Byrd  also said eletherapy has helped individuals in rural communities overcome geographic barriers.

“The other great hidden benefit of that is that when people live in rural areas where there isn’t a lot of professional mental health care available, this has been a tremendous resource,” she said. “Even though I’m here in southeastern Michigan, I have clients that I’m treating in the UP.”

Byrd added that she sees this change as a “social justice component,” allowing counselors to “provide more equitable services to people who otherwise wouldn’t be able to access care.”

Discussing the future of therapy and telehealth, experts were split.

Harrell, who works with many patients dealing with obsessive compulsive disorder, a practice which is often best conducted in-person, said she doesn’t believe teletherapy will completely overtake in-person counseling after the pandemic.

“I believe there are certain aspects of in-person contact that just can’t be replicated through screens, and while it is a wonderful alternative and certainly something we are grateful for during this time when we’re so limited, I do not believe it will be a total replacement,” she said.

Holden said she is optimistic about the future of teletherapy.

From their Hilliard living room, Jennifer Kirkland and her Cavalier King Charles Spaniel Peachez take their turn on a Zoom animal therapy session with memory care patients in Arizona.

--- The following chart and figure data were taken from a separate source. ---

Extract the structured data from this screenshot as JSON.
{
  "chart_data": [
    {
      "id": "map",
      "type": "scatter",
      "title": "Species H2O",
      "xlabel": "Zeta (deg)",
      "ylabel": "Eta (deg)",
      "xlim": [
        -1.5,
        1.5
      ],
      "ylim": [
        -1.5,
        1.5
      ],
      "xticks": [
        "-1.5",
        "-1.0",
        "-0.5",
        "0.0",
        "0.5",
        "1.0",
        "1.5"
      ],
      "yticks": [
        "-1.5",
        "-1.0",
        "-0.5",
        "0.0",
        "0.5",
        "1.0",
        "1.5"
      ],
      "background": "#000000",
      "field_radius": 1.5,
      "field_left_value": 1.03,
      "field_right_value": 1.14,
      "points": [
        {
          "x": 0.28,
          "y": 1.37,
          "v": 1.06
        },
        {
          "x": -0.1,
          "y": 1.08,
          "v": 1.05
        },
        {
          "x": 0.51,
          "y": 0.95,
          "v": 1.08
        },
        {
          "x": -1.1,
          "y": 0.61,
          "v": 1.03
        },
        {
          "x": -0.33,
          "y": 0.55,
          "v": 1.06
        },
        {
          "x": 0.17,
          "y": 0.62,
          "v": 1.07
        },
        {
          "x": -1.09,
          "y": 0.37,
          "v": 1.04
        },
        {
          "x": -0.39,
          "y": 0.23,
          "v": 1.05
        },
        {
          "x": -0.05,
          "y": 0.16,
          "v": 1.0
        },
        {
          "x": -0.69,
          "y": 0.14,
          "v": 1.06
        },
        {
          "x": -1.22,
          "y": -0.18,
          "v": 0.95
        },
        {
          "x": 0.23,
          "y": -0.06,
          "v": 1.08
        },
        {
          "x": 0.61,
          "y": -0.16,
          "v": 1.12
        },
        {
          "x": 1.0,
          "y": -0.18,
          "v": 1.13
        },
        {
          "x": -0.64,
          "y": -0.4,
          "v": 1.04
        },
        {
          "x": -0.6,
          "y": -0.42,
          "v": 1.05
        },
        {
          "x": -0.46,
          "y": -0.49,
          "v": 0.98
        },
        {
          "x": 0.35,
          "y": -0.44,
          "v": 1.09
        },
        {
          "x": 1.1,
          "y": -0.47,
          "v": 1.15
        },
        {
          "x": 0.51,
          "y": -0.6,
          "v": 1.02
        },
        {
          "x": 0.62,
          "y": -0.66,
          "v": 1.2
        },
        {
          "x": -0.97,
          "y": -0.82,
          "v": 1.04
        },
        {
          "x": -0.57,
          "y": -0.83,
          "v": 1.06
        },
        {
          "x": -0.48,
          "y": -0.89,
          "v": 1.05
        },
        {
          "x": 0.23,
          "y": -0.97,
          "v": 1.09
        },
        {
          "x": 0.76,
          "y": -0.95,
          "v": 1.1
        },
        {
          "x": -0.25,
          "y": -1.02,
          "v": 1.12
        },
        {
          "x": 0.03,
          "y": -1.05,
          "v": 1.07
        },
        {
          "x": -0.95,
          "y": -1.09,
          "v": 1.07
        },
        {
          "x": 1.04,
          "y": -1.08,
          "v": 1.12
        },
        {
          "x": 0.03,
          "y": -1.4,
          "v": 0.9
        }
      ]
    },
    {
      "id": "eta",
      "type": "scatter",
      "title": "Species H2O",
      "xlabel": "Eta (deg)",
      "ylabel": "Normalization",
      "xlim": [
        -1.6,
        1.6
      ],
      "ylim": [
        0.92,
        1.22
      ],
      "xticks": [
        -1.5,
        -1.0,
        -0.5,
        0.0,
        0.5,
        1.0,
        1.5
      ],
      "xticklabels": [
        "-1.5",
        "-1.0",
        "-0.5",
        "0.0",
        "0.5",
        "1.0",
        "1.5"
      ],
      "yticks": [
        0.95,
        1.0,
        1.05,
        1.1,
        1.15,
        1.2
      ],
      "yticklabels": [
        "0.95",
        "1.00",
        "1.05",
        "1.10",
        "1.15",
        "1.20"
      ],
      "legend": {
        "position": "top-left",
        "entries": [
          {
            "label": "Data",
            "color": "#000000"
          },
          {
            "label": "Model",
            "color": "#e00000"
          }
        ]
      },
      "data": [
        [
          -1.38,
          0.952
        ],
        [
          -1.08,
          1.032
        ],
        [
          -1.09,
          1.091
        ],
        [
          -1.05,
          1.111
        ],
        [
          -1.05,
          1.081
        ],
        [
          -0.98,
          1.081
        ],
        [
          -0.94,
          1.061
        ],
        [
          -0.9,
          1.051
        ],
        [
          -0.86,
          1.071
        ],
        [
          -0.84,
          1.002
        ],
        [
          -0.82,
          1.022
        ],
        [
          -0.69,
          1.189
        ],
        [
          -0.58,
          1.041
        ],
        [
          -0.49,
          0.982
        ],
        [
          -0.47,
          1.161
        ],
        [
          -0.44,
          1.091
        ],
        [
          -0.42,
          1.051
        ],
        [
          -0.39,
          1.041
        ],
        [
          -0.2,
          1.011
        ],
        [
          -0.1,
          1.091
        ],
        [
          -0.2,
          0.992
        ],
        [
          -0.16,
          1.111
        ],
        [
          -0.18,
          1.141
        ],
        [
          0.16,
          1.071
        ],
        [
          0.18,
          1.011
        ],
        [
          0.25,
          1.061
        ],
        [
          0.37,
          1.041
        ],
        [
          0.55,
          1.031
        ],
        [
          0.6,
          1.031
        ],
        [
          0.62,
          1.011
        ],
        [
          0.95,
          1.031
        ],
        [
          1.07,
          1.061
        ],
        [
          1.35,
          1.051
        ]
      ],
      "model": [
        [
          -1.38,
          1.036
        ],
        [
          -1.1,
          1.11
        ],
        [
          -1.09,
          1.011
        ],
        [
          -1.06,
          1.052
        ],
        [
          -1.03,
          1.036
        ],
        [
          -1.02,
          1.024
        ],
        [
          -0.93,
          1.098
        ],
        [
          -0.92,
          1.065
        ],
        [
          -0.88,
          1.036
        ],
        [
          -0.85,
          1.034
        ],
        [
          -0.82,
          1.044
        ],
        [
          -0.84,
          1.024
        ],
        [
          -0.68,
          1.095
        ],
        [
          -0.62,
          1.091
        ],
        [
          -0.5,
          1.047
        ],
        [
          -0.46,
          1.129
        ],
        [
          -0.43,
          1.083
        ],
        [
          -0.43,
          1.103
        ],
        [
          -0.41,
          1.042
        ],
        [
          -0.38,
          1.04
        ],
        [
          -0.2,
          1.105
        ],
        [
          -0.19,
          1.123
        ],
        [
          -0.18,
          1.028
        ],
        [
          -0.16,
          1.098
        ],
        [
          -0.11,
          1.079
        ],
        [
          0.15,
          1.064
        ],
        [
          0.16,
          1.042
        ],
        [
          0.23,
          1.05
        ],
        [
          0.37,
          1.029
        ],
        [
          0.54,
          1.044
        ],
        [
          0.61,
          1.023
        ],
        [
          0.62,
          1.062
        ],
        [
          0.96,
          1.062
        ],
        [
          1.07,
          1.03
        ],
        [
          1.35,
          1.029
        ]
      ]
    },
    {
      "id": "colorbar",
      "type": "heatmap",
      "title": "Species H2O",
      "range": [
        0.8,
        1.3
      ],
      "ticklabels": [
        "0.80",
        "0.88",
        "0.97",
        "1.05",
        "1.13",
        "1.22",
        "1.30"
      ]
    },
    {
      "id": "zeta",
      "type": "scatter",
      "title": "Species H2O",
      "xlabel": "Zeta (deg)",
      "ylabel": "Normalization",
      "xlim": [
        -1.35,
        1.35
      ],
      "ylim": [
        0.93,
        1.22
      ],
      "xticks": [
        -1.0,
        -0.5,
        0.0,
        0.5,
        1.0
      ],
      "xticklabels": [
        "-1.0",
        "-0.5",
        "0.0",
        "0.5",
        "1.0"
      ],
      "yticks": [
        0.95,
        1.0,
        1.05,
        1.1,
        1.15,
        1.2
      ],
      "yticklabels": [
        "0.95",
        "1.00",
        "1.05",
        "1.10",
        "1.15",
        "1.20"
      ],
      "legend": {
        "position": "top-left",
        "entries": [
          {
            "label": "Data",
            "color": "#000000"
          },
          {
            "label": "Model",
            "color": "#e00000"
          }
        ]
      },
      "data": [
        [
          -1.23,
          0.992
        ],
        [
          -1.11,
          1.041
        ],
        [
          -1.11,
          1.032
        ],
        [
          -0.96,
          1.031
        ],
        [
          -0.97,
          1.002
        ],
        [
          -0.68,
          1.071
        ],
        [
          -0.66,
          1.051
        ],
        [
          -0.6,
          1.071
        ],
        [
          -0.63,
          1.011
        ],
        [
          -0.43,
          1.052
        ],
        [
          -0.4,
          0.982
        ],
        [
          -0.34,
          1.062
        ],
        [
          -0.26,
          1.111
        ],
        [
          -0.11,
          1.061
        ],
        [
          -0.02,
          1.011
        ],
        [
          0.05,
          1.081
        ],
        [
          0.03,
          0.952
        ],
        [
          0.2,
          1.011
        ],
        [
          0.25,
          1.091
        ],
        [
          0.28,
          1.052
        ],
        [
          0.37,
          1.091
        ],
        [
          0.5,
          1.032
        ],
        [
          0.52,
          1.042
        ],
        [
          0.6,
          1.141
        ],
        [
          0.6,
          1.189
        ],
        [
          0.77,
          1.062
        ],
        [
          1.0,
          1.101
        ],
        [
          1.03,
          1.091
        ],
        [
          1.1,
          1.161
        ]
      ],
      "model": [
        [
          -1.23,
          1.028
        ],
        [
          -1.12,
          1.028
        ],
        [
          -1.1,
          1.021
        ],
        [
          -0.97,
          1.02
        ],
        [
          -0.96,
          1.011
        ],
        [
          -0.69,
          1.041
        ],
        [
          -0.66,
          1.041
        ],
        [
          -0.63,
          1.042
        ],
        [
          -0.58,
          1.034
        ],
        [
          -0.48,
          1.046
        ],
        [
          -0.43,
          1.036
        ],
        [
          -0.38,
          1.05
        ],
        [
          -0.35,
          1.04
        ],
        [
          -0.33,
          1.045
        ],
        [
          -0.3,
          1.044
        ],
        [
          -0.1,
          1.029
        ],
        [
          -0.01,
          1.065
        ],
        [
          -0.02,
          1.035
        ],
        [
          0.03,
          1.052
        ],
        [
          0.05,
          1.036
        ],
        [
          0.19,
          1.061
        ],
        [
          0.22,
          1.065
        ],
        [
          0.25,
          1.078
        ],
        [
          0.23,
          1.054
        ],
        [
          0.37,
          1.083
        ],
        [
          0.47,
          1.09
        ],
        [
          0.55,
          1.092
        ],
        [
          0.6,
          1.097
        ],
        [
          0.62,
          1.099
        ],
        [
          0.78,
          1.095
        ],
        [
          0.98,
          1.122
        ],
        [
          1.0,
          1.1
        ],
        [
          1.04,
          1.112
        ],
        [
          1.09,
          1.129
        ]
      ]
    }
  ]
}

“I think it’s going to become the new wave,” she said. “There’s definitely those who do not want that, but I think there’s a lot of convenience to it for people, and the ability to actually transition in life and keep the same therapist, like move some place, I think is pretty helpful.”

While she said she is hopeful overall about the increased accessibility of teletherapy, Bower Russa said health insurance companies will largely determine the return to in-person counseling.

“When they go back to providing live sessions will probably be significantly influenced by the insurance companies’ decisions about how long they’re going to pay for them,” she said.

During the pandemic, virtually all insurance plans that previously covered in-person therapy have covered telehealth equivalently, including Medicare and Medicaid.